The goal of this study is to investigate the finding that there are large individual differences in how participants move their eyes during active visual search. For example, some individuals tend to fixate, that is point their eyes steadily at a single location, for longer than other individuals before moving to another location. This experiment will use behavioral tasks to measure an individual's attentional and inhibitory functioning, and then see how each of these contributes to between-participant variability in eye movement behavior during visual search.

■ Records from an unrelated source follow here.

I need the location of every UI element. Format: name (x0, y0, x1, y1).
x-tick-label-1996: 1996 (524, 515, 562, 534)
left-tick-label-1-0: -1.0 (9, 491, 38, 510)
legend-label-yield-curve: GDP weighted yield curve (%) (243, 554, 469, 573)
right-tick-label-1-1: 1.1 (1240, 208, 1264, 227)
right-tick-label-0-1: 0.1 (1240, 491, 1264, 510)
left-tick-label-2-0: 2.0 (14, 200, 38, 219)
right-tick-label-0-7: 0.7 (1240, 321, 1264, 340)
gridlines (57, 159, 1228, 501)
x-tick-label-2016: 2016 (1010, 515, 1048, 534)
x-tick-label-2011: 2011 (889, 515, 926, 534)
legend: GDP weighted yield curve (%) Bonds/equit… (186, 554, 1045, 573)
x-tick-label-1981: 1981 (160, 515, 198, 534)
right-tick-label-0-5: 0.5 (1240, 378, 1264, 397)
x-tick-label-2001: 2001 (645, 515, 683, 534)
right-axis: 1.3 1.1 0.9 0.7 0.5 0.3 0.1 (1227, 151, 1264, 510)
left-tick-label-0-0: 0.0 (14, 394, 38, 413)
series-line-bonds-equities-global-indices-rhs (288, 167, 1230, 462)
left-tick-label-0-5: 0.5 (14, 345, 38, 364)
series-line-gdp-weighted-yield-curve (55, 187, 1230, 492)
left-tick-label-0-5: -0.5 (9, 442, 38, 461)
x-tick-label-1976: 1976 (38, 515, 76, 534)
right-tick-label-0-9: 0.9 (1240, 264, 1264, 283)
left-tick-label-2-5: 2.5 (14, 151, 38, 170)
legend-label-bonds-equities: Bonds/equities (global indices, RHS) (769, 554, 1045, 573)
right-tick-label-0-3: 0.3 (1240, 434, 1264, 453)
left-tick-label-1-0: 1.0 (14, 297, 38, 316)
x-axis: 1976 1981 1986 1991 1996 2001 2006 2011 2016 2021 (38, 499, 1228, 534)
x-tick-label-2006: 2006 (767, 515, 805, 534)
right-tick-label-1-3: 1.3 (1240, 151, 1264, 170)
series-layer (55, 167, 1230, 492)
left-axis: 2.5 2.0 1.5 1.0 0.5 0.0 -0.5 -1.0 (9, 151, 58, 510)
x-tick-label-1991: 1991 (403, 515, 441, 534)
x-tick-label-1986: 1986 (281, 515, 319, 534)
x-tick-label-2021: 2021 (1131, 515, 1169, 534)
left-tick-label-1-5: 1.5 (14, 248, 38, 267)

EEG Measures during Visual Search Task. In this line of research, the researchers having participants receive a positive (target) template cue, negative (distractor) template cue, or neutral (non-informative) template cue. Note: This is a re-analysis of previously collected data.
In this line of research, the researchers are examining a basic science question regarding the working memory representations underlying visual search using a positive template (looking for a target) or a negative template (avoiding a distractor).